The Fauquier County School Board on Monday sent a $48.7 million budget request to the Board of Supervisors that is short on new programs and directs much of its new spending toward teacher pay raises, an area in which the county lags behind neighboring school districts.

"This budget has been scrubbed and scrubbed again," School Superintendent Dallas M. Johnson said as he presented an overview at a sparsely attended meeting Monday evening at the school administration offices.

The budget for the 2000-01 school year, which totals $73.2 million when combined with state and other revenues, required some last-minute adjustments after a quasi-governmental task force charged with studying teacher pay discovered that by omitting benefits, it had underestimated the cost of its recommendations by more than $1 million.

So last week, the School Board met for another marathon work session and cut more money from its budget to accommodate the task force's recommendations, which include a $1,500 increase in the starting pay for teachers and subsequent raises across the school system's 20-step pay schedule.

The projected cost of implementing the raises is now about $3.1 million, by far the biggest portion of the budget's $4.2 million in new spending.

Even after last week's trimming by the School Board, however, Johnson said that the budget request--which is 7.7 percent more than what the county Board of Supervisors allocated to the schools last year--exceeds some revenue projections for the schools by about $1.9 million.

But those revenue figures are not official, and supervisors could allocate more money to the schools, either by cutting funds for other county departments or by identifying unexpected state and federal revenue.

School Board Chairman Broni Lambelet (Marshall) said she believes that this year's request, and the process leading up to the supervisors' vote on it, will proceed more smoothly than last year, when relations between the boards broke down.

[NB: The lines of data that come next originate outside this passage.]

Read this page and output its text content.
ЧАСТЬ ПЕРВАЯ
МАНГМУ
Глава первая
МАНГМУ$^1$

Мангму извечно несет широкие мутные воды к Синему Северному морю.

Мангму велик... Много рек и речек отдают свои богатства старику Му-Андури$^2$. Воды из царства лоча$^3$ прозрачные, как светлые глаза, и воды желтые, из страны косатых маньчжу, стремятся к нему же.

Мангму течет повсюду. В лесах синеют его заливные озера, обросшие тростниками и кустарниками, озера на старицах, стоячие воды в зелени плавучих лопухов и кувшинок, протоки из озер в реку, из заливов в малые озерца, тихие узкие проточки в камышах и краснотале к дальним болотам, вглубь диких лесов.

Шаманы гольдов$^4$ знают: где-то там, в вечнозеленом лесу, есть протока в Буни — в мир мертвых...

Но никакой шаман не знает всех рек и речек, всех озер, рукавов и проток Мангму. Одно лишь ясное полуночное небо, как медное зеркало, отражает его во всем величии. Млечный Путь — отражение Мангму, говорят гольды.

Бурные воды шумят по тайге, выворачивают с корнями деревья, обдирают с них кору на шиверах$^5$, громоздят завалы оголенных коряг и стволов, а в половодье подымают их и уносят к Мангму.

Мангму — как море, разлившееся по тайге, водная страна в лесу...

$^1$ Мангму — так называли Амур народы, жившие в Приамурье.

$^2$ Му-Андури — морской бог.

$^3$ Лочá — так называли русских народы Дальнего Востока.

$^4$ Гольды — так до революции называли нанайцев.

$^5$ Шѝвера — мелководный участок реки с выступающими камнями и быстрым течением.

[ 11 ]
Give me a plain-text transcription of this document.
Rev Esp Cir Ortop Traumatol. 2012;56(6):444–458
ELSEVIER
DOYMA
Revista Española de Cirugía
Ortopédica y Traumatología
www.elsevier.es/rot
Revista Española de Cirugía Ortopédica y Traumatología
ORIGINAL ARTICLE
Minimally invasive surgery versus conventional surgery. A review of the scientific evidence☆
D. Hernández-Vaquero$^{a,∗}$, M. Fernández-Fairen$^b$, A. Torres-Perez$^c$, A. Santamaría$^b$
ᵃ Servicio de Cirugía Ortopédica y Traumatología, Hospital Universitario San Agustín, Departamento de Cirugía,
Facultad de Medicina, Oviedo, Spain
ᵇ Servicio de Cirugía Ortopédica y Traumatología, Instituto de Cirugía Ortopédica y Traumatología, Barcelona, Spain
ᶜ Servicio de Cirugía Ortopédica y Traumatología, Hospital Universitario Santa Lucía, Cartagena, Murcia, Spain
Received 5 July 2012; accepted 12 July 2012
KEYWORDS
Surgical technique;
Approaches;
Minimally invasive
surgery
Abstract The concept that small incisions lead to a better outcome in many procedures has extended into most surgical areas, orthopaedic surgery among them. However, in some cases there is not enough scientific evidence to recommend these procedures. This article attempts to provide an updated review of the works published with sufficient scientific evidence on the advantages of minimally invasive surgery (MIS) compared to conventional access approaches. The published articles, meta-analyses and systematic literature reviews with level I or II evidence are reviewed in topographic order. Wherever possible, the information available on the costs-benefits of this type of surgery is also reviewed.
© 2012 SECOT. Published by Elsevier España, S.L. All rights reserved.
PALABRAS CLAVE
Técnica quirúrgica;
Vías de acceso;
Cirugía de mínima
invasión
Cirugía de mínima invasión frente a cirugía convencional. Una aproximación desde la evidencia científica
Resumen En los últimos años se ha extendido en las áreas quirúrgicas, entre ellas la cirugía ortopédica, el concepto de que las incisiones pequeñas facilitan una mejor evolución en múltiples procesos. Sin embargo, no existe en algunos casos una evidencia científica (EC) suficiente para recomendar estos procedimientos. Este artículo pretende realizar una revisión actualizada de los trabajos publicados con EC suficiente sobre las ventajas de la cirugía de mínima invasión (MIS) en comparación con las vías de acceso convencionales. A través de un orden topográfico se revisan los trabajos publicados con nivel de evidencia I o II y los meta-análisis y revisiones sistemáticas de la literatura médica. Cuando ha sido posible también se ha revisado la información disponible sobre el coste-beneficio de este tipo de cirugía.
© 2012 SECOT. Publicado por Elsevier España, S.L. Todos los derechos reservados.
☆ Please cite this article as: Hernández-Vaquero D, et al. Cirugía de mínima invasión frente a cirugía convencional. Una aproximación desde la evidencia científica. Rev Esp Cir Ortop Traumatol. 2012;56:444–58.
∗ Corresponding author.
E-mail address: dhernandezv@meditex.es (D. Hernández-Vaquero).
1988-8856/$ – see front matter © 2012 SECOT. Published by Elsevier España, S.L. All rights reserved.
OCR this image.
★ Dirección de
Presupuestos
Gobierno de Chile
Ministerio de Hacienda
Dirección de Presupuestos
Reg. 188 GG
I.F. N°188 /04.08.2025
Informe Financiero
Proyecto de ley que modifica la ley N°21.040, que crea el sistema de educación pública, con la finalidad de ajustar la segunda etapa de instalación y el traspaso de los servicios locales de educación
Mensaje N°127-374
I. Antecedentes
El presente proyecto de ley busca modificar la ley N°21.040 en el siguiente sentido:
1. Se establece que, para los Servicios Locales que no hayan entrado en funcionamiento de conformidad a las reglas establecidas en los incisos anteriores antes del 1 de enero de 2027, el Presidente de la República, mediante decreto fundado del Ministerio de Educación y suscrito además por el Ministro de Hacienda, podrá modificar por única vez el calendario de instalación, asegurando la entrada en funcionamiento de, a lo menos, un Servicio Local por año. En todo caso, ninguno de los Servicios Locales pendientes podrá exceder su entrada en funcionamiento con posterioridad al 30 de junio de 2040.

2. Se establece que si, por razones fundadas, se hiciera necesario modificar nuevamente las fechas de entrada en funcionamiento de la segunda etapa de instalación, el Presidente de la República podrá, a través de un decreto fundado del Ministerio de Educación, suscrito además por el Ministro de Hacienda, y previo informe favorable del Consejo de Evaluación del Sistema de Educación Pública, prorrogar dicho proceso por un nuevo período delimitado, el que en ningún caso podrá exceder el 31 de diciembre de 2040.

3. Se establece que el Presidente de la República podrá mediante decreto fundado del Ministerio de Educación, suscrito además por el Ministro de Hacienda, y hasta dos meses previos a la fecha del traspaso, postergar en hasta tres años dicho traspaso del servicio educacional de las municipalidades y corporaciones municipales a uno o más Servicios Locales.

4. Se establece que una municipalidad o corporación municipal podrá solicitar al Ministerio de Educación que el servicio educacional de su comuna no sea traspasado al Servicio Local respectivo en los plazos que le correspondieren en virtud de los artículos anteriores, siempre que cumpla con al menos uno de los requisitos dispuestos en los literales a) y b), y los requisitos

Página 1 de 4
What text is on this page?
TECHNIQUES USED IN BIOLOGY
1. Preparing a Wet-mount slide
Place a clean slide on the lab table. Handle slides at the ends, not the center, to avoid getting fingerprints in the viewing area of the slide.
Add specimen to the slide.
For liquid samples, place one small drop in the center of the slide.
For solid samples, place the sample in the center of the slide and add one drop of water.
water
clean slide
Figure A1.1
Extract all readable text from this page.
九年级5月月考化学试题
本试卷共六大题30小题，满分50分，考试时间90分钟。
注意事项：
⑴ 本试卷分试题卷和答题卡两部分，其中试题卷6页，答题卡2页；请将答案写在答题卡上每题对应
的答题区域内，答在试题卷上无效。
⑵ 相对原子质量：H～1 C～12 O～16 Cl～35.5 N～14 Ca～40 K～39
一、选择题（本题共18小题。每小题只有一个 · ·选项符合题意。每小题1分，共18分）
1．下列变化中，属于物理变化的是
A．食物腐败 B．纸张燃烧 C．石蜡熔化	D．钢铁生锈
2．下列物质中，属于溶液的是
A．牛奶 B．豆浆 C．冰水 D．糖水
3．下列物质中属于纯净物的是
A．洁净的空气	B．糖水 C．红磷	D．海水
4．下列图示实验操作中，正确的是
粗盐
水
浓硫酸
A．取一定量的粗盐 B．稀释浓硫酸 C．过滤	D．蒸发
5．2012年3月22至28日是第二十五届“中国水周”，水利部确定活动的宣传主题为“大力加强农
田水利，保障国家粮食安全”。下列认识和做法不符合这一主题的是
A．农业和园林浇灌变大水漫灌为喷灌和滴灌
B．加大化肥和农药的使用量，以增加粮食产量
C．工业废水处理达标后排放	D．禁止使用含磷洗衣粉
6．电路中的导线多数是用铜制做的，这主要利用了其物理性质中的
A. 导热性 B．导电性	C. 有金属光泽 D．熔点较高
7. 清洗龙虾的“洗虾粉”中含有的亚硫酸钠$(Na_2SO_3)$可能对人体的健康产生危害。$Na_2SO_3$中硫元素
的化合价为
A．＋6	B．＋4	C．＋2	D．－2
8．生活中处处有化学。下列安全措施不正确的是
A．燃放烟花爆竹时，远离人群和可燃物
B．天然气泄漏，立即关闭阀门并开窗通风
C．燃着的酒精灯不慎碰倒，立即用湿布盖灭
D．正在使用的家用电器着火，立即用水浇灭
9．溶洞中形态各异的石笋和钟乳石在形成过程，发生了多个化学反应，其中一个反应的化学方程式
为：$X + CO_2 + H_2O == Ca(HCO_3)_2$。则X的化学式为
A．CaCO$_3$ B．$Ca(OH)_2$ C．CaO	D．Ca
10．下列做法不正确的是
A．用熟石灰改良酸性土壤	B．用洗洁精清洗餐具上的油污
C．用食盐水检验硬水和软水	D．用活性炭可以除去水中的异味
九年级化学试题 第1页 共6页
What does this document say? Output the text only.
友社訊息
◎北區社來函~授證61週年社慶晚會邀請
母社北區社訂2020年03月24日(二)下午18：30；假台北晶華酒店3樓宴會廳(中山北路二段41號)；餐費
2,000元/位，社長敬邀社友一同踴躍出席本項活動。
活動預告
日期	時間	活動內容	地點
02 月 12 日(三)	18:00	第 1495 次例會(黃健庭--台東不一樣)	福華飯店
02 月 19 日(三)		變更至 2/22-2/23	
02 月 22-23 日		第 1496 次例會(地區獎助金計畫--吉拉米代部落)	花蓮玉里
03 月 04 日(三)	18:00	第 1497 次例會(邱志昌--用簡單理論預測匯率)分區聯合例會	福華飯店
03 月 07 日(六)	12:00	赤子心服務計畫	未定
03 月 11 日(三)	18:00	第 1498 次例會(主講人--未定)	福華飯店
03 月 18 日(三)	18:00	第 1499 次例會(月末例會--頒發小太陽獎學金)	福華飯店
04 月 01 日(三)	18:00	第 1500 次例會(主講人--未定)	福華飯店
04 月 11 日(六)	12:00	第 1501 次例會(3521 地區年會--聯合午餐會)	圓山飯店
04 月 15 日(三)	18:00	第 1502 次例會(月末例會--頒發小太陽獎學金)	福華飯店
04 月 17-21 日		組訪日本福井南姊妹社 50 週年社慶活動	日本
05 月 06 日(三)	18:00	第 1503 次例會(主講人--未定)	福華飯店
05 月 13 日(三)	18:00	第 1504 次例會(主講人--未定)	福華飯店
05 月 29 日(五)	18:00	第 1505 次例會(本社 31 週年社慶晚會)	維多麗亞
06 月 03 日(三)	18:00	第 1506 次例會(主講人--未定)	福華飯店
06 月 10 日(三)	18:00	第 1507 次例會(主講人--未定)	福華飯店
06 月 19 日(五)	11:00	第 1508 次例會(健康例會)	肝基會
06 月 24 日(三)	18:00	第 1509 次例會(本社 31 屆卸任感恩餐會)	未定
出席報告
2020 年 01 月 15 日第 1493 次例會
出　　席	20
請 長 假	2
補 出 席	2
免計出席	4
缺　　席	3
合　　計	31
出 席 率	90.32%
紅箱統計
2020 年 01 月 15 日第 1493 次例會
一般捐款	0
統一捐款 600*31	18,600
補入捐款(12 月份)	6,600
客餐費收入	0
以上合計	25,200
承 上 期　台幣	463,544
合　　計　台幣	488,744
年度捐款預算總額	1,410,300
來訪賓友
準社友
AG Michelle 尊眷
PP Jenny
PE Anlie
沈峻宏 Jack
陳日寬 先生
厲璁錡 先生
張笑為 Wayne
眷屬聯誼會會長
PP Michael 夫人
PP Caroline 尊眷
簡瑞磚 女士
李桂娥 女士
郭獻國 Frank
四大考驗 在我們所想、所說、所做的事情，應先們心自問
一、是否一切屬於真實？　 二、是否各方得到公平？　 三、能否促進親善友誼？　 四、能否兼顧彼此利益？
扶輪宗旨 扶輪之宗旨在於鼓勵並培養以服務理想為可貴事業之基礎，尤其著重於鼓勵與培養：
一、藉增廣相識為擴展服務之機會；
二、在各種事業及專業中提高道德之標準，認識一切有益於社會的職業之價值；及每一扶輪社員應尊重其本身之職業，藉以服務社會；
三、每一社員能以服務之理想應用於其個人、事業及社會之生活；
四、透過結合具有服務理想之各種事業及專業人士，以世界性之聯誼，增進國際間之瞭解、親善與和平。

"I'd be delighted if [the supervisors] said, 'Excellent. Here's the money,' " Lambelet said in an interview after the unanimous School Board vote Monday. "But we live in a real world with real dollars. Compromise is going to be necessary. It doesn't have to be a battle."

The budget request anticipates $17.1 million from the state. Of the total budget, about 76 percent would be spent on instruction, mostly for salaries. About 8 percent would be spent on debt service, 7 percent on operations, 5 percent on transportation and 2.3 percent on administration.

Spending would decrease--both in real dollars and as a percentage of the overall budget--in all categories except instruction. That led Ray Shupp, president of the Fauquier Education Association, to proclaim himself "delighted" with the vote.

Shupp served on the compensation task force that compared Fauquier with eight neighboring school districts and found that it ranked eighth and ninth in various salary categories. The task force also found that Fauquier had begun losing teachers to higher-paying places, such as Loudoun, that are scrambling to hire new teachers because of rapid population growth.

In related news, Del. Jay Katzen (R-Fauquier) said he learned this week that his efforts to restore money lost to local schools because of an administrative mistake were unsuccessful.

An undercount in the triennial school census taken over the summer means the schools will lose an estimated $1.1 million in sales tax revenue from the state over the next three years. The undercount occurred because private school students were not counted as they should have been.

Katzen said he had hoped that the Virginia Department of Education would accept new information correcting the omission. But, he said, state officials, citing precedent, said they could not accept census information outside of the spring and summer time frame when it is gathered.

CAPTION: "This budget has been scrubbed and scrubbed again," Superintendent Dallas M. Johnson said Monday of the $48.7 million request.